Vor einer Mietrechtsverhandlung am AG Celle hat ein Mann eine Frau und sich selbst erschossen. Der Richterbund fordert mehr Sicherheit, der Fall zeige, wie unberechenbar Gewalt an Gerichten sei. Der Rechnungshof hält das für übertrieben.
Unmittelbar vor dem Amtsgericht (AG) Celle hat am Donnerstagmorgen ein Mann eine Frau und anschließend sich selbst erschossen. Das bestätigten der Direktor des AG und eine Polizeisprecherin. Wie LTO erfuhr, sollten beide zu einer Verhandlung in einem Mietrechtsstreit vor dem AG erscheinen. Es ging um eine Räumungsklage, der Mann war Mieter, die Frau Vermieterin der Wohnung. "Das war eine ganz normale Mietsache", so Amtsgerichtsdirektor Dr. Dieter-Philipp Klass zu LTO. "Dem zuständigen Richter und mir liegen keine Anhaltspunkte vor, die im Vorfeld Anlass für besondere Schutzmaßnahme gegeben hätten."

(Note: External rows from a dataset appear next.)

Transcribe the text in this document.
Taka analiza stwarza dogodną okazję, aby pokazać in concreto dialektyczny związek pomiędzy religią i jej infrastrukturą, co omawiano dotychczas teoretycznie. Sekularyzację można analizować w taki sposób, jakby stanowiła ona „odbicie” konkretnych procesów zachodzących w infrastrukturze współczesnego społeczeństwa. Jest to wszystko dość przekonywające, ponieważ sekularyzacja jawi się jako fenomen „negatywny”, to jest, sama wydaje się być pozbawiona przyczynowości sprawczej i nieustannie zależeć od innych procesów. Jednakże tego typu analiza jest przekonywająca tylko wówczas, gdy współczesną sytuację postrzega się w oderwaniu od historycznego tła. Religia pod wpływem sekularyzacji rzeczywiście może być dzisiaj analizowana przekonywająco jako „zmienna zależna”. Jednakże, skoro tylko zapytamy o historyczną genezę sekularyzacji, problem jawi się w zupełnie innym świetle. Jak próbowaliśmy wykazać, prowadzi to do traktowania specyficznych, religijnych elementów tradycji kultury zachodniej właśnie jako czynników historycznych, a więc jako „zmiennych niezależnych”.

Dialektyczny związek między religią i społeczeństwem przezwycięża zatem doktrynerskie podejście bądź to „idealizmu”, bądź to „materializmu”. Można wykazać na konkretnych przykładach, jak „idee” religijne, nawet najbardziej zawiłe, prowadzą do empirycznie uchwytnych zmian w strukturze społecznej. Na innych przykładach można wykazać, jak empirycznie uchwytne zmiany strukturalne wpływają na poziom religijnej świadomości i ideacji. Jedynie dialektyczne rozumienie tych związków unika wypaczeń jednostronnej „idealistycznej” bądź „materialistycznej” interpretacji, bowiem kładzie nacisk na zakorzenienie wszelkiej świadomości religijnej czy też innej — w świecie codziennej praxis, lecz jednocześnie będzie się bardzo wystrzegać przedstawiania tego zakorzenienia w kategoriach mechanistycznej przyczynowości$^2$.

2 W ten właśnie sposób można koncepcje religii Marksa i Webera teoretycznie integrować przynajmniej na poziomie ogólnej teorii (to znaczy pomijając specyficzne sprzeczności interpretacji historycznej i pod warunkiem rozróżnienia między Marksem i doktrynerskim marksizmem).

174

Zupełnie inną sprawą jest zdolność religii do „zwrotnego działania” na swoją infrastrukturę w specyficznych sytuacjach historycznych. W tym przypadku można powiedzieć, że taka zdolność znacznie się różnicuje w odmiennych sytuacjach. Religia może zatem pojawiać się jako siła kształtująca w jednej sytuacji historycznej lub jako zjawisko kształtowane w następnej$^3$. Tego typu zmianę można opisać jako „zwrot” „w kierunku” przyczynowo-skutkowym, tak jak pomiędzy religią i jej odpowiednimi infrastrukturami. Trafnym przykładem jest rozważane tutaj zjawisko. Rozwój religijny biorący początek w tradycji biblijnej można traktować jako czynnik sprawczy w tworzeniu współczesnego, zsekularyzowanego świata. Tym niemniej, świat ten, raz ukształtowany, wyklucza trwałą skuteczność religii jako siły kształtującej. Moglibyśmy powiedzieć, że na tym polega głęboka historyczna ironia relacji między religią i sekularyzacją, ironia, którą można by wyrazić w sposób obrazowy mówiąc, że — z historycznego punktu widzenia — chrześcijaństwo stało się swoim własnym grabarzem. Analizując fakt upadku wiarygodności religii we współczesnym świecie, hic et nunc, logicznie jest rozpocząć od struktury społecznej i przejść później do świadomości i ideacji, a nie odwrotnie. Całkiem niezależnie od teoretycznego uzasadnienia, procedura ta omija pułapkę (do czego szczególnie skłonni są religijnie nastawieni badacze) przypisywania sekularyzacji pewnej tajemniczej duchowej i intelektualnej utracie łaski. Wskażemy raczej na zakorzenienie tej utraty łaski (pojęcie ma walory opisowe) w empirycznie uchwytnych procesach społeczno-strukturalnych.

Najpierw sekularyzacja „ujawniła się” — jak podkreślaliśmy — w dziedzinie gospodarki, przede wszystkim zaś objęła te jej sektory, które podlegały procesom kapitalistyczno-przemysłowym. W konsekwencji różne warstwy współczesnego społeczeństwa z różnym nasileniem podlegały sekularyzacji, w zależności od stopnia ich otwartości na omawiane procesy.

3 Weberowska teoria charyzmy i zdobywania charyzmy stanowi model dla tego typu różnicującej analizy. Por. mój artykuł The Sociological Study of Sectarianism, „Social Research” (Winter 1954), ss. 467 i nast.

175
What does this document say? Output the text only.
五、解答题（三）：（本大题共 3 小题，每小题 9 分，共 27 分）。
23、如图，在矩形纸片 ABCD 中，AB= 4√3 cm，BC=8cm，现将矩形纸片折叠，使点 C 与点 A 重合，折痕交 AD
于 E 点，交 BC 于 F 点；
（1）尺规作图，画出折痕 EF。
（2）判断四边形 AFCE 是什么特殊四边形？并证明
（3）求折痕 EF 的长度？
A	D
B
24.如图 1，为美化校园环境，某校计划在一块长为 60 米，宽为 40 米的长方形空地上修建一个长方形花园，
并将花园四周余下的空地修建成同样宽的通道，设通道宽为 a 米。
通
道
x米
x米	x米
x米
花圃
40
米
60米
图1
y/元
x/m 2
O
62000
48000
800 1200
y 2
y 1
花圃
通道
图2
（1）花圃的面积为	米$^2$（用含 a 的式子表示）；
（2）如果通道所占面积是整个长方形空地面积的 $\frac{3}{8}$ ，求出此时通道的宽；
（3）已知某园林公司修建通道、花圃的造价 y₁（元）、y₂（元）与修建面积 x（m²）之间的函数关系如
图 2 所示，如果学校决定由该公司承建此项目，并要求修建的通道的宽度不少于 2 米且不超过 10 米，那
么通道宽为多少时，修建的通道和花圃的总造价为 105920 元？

Die Schüsse seien vor dem Eingang des Gerichts gefallen, der Schütze und das Opfer hätten das Gerichtsgelände noch nicht betreten, sagte der Sprecher. Der Zugang zum AG Celle sei durch einen Metalldetektorrahmen gesichert, der sei aber nicht jeden Tag in Betrieb. Für den Einsatz müsse entsprechendes Wachpersonal abgestellt werden. Bei Metalldetektorrahmen handelt es sich um Schleusen zur Personenkontrolle, wie man sie vom Flughafen kennt.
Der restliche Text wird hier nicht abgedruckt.